A second problem is that, if students have not met the standard for what is considered grade-level proficiency, there is no consequence. Students are passed through kindergarten to high school basically for showing up. True, graduating high school requires a bit more effort, but not much. For low-income communities where the high school graduation rate is only 50%, students who graduate are performing at an eighth grade level.
For teachers, this model causes a lot of difficulties. School districts require teachers to “differentiate”—to adapt their teaching methods to accommodate the varying abilities, learning styles, and interests of their students. Indeed, districts invest a significant sum of money to provide teachers with the skills they need to differentiate. Because many students enter three grade levels behind the standard curriculum, this is a challenging task. Teachers and unions often respond by calling for smaller class sizes. If they had, say, 16-18 students per class instead of 26-30, differentiating to each student would be far less challenging.
Unfortunately, that solution is quite costly. It requires far more teachers (nearly 50% more) for the same number of students. A simpler and more efficient solution is to differentiate at the school level: allowing schools to specialize in teaching methods, level of rigor, and content. This kind of school choice is not a silver bullet, but it will allow teachers to differentiate less, and increase the satisfaction of students who will have a greater choice over what they study and how they study it.

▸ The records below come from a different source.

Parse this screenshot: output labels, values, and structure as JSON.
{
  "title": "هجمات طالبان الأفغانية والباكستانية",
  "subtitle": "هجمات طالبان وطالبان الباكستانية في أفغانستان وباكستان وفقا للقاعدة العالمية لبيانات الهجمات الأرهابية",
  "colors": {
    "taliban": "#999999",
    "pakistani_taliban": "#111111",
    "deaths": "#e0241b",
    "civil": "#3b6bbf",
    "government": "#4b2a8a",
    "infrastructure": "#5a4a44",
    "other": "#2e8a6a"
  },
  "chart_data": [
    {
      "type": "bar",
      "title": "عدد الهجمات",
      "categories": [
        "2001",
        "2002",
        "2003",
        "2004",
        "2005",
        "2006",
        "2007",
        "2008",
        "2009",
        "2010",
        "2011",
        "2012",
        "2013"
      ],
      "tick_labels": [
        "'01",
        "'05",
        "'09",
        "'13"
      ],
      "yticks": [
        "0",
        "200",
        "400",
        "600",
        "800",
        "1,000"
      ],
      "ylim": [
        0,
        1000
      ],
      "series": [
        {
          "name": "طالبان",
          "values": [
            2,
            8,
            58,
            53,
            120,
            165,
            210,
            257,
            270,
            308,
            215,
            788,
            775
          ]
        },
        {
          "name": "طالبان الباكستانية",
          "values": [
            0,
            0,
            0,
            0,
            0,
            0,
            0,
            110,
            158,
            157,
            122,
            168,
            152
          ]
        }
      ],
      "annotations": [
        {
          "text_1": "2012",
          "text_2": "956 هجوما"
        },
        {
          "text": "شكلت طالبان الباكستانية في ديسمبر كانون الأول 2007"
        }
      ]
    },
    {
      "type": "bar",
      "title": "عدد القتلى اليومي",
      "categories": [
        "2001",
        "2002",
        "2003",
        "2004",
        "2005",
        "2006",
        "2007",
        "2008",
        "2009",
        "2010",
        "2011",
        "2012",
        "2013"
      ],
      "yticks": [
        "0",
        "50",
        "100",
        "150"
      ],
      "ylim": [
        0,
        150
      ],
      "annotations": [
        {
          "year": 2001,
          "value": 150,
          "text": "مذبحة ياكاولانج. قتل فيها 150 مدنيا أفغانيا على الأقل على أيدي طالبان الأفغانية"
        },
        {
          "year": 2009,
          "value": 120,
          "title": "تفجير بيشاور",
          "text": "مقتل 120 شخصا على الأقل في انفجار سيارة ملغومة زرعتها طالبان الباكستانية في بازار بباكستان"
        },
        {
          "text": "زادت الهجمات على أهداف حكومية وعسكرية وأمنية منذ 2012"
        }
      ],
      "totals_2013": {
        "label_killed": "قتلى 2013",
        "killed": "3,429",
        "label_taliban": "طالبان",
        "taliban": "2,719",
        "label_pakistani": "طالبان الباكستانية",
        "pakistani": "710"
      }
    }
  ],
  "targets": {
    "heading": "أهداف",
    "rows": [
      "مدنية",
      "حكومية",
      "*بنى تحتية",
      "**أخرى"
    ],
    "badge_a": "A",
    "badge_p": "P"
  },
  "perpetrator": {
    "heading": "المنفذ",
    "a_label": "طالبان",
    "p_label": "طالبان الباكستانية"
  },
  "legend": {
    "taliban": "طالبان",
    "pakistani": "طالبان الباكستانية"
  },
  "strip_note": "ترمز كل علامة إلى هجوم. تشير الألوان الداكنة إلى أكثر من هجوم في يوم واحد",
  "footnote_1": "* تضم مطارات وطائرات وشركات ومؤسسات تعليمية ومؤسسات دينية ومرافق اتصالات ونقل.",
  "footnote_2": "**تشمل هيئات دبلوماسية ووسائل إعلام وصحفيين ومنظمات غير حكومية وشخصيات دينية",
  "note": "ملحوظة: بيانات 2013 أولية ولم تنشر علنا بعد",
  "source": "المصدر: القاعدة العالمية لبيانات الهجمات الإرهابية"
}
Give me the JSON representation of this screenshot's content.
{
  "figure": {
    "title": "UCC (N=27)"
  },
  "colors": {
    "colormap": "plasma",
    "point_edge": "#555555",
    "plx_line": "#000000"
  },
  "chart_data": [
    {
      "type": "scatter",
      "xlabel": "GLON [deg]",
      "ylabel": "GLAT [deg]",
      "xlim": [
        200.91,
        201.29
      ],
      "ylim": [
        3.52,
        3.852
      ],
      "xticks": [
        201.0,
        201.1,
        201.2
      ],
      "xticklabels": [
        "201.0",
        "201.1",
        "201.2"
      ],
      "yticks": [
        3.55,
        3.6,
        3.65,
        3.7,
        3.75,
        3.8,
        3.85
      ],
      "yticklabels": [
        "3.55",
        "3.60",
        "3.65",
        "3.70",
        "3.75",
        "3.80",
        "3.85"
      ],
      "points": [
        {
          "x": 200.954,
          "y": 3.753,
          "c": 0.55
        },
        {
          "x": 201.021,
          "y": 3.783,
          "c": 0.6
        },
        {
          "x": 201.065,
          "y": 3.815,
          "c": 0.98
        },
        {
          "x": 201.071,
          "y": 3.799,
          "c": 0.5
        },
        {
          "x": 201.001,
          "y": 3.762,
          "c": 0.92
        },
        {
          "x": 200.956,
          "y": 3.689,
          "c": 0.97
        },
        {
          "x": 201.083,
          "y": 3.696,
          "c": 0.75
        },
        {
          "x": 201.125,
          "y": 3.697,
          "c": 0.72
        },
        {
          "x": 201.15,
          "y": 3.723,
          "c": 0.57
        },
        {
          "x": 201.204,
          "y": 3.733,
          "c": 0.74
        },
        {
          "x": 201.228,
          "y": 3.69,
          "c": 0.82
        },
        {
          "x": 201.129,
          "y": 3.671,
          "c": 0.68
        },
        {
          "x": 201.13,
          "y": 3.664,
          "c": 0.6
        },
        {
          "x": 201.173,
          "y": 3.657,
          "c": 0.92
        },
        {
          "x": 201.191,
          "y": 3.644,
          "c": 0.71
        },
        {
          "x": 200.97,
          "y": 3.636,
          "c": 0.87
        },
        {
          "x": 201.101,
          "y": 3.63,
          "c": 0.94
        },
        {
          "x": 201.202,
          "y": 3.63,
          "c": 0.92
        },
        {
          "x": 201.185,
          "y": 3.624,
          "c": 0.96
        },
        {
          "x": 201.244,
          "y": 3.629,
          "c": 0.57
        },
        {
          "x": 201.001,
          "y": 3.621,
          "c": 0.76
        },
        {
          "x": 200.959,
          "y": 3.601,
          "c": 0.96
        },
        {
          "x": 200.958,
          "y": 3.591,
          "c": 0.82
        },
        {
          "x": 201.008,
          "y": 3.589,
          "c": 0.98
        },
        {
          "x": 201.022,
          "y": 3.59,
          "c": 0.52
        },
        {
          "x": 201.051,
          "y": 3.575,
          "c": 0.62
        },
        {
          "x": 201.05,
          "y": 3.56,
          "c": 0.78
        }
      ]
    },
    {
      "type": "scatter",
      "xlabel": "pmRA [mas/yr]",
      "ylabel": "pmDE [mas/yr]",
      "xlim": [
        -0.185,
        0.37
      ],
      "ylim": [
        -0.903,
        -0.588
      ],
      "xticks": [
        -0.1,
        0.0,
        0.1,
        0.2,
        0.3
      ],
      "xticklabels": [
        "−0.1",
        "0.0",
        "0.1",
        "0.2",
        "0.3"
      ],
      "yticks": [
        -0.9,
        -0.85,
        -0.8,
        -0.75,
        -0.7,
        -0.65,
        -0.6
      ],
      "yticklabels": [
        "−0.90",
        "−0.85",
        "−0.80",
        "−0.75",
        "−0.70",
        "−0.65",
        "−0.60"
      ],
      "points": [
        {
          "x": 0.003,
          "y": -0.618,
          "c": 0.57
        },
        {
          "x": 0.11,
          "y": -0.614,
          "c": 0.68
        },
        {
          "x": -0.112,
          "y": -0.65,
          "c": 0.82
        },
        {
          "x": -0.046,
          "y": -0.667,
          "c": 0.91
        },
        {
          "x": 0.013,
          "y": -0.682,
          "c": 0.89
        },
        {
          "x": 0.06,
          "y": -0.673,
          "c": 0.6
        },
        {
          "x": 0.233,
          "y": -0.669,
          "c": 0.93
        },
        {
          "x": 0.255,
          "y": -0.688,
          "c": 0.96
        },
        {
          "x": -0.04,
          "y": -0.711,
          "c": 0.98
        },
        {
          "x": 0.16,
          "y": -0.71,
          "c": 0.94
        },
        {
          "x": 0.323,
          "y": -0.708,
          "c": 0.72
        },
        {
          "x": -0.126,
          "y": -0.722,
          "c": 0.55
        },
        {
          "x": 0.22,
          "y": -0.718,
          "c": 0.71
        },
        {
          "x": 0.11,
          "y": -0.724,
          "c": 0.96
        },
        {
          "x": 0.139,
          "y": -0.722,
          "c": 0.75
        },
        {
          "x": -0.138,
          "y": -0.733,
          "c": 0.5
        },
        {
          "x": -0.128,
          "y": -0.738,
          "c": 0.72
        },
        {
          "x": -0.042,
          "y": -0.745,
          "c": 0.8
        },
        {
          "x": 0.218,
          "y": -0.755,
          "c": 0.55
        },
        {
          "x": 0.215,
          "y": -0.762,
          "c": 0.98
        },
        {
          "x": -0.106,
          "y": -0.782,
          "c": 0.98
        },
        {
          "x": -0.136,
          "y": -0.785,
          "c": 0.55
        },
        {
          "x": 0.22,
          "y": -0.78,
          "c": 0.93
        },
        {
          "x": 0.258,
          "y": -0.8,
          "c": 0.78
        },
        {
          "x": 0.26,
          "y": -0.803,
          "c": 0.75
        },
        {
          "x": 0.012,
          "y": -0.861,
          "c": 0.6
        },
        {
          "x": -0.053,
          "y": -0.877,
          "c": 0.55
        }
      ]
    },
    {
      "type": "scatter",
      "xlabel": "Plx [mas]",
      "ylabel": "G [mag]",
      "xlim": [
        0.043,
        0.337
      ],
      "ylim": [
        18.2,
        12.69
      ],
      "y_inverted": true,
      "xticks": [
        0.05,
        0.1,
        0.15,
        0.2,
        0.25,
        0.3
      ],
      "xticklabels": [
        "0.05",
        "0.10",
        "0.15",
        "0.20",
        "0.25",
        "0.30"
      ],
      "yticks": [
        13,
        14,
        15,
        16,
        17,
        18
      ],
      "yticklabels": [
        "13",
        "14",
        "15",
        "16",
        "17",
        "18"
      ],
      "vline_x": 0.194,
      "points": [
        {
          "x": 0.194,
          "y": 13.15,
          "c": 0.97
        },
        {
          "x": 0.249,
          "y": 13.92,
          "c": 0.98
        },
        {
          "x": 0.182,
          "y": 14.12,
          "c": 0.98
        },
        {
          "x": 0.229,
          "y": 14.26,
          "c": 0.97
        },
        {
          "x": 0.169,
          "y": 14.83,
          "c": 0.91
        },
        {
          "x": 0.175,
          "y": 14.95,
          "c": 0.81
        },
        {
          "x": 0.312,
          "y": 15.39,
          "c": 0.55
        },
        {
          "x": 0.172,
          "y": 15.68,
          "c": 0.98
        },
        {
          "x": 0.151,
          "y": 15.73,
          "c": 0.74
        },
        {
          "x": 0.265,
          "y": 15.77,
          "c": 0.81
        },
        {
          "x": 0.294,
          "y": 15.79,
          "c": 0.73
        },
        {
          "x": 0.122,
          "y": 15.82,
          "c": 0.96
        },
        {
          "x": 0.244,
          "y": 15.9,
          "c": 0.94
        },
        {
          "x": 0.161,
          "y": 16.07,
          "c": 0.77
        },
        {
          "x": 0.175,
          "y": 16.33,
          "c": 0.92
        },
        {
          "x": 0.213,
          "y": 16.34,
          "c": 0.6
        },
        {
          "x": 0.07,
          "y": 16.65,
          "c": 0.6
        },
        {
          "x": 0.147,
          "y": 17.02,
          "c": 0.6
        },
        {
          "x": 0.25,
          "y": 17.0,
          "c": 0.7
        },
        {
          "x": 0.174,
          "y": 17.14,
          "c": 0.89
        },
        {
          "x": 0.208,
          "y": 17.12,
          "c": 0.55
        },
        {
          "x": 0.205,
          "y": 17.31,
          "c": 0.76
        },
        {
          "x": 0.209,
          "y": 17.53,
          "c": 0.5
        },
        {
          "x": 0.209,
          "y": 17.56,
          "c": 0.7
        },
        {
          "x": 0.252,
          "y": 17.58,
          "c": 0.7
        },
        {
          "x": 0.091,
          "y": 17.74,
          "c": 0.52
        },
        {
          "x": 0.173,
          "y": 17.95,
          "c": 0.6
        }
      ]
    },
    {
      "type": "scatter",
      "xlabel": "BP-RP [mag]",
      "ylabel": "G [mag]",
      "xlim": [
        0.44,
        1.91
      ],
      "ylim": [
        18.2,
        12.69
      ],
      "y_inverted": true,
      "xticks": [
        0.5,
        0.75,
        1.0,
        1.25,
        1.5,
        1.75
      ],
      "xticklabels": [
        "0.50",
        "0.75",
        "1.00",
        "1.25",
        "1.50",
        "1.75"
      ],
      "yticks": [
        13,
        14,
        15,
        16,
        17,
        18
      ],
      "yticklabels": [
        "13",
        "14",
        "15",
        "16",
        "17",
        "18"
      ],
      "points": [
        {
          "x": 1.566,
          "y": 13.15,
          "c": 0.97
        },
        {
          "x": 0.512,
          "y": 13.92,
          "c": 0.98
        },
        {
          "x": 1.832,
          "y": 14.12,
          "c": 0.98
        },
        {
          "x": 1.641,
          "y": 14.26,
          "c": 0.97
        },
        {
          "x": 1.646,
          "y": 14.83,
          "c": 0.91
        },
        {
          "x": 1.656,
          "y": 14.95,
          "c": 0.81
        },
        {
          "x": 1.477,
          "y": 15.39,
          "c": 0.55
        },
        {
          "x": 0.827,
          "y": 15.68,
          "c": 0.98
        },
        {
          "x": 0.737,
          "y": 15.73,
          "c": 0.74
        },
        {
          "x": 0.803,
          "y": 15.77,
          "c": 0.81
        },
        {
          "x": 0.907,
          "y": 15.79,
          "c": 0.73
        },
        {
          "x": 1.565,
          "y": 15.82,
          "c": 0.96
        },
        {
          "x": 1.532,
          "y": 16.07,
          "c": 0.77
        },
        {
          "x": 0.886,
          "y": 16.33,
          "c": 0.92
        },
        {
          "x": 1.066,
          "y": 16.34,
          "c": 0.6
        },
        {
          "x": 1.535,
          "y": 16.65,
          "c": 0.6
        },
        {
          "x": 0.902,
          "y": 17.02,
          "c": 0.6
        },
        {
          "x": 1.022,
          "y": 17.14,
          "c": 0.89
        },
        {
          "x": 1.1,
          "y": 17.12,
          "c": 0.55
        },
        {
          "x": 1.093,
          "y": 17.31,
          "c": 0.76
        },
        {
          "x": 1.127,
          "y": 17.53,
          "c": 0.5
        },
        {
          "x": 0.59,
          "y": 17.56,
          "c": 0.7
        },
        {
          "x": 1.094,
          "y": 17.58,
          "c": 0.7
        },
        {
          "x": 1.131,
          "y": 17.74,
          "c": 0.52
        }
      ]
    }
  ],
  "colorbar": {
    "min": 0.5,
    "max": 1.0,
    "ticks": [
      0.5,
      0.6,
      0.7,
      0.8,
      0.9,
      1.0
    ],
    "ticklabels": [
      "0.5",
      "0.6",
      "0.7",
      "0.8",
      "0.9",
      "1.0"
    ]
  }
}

Imagine college-preparatory math and science academies, schools of art that specialize in music and theatre, communications or cultural studies. Other schools would focus on specific learning styles; kinesthetic learners, for example, could attend a school where the majority of instruction is primarily physical. There would also be room for remedial and technical schools, where students who are unsatisfied with the traditional liberal arts curriculum can specialize in skills that will prepare them for adulthood and the job market.
If we allow schools to specialize, we’ll kill two birds with one stone: teachers won’t have to work as hard and students’ achievement will skyrocket.